First thing to know as you start reading this: there are no magic formulas for making great hires. Whether you’ve hired 2 or 200 employees during your career, the interview doesn’t get any easier. Because even while other parts of the hiring process can be automated, the interview is still a person-to-person exercise that is subjective and inherently biased.
It’s not just candidates who get interview anxiety.
Most business owners I work with are scared of making the wrong choice because they’ve been burned before. See if this sounds familiar: “We had to fire her because she couldn’t do the job …but she interviewed so well.”
It’s tough to rely on interviews because there are just so many variables – like whether the candidate is the first or the tenth person being interviewed that day, or if the interviewer is distracted by other pressing tasks. Even the weather can have an impact on the impression a person makes.
With that in mind, the sole purpose of the interview is to see how closely a candidate seems to fit your hiring profile.
Does he communicate the way you need him to in the job? Does she demonstrate the level of critical thinking your business requires? Does he express the amount of curiosity, flexibility, enthusiasm, ambition, or any other trait you consider important for the future success of an employee?
Jedi mind tricks don’t exist (or do they)? So, in order to get an idea of a person’s true tendencies and personality, we need a practical method to elicit honest answers from him.

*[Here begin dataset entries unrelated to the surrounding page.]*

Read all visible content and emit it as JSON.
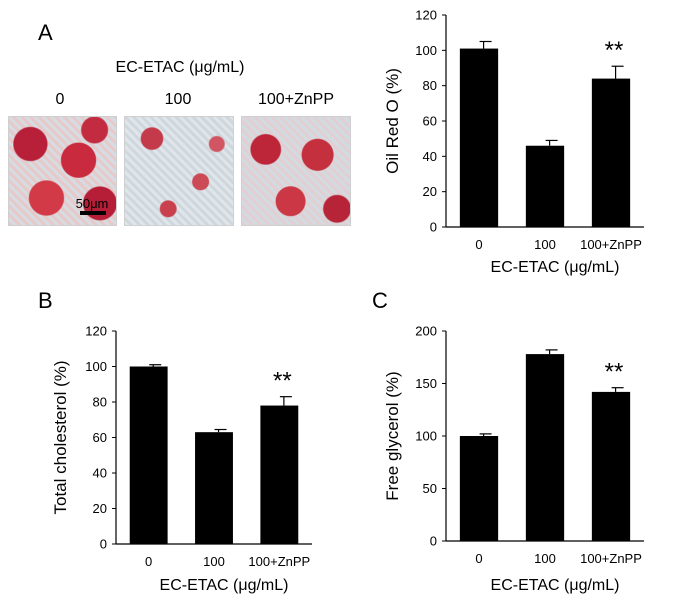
{
  "panels": {
    "A": "A",
    "B": "B",
    "C": "C"
  },
  "micrographs": {
    "treatment_label": "EC-ETAC (μg/mL)",
    "conditions": [
      "0",
      "100",
      "100+ZnPP"
    ],
    "scale_bar": "50μm",
    "stain_color": "#c8273a"
  },
  "chart_data": [
    {
      "panel": "A",
      "type": "bar",
      "categories": [
        "0",
        "100",
        "100+ZnPP"
      ],
      "values": [
        101,
        46,
        84
      ],
      "errors": [
        4,
        3,
        7
      ],
      "ylabel": "Oil Red O (%)",
      "xlabel": "EC-ETAC (μg/mL)",
      "ylim": [
        0,
        120
      ],
      "yticks": [
        0,
        20,
        40,
        60,
        80,
        100,
        120
      ],
      "annotations": [
        {
          "category": "100+ZnPP",
          "text": "**"
        }
      ],
      "bar_color": "#000000"
    },
    {
      "panel": "B",
      "type": "bar",
      "categories": [
        "0",
        "100",
        "100+ZnPP"
      ],
      "values": [
        100,
        63,
        78
      ],
      "errors": [
        1,
        1.5,
        5
      ],
      "ylabel": "Total cholesterol (%)",
      "xlabel": "EC-ETAC (μg/mL)",
      "ylim": [
        0,
        120
      ],
      "yticks": [
        0,
        20,
        40,
        60,
        80,
        100,
        120
      ],
      "annotations": [
        {
          "category": "100+ZnPP",
          "text": "**"
        }
      ],
      "bar_color": "#000000"
    },
    {
      "panel": "C",
      "type": "bar",
      "categories": [
        "0",
        "100",
        "100+ZnPP"
      ],
      "values": [
        100,
        178,
        142
      ],
      "errors": [
        2,
        4,
        4
      ],
      "ylabel": "Free glycerol (%)",
      "xlabel": "EC-ETAC (μg/mL)",
      "ylim": [
        0,
        200
      ],
      "yticks": [
        0,
        50,
        100,
        150,
        200
      ],
      "annotations": [
        {
          "category": "100+ZnPP",
          "text": "**"
        }
      ],
      "bar_color": "#000000"
    }
  ]
}
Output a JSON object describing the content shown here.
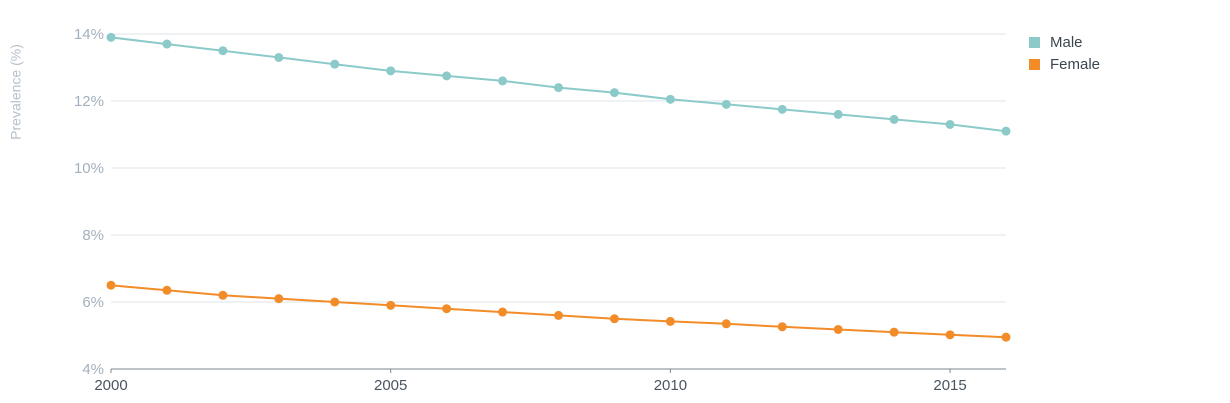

These aren’t the brain teasers that some Silicon Valley companies like to torture their interns with. These are questions for the rest of us who are just trying to make the best picks for our team.
They’re simple and straightforward – but the way in which a person responds to them is more revealing than any puzzle solution.
If you were given your boss’ job tomorrow, what would you do differently than him or her?
This may sound like a trick question but it’s not. No one believes his boss does everything right. A candidate’s answer will reveal how much he pays attention to the operations and management of his workplace. It also quickly reveals if he’s capable of sharing objective criticism without being negative.
What do you like to do outside of work?
Get people talking about their hobbies, sports, or passions and you’ll quickly learn what they value and what drives them.
Tell me about your professional and personal goals … what are you working for?
Purpose is important. Goals and objectives are important. This question will reveal if the candidate is only interested in the job for a paycheck. If she is, don’t hire her.
What are your priorities for selecting your next job?
If the candidate can communicate specifics, it’s a sign that she wants to make the right choice too. You’ll also know if you can match her criteria.
Ask these 4 questions in every interview. Every. Single. One. Not only will you be able to compare candidates to each other in a fair, objective way. It’ll also up your confidence level with every hiring choice you make.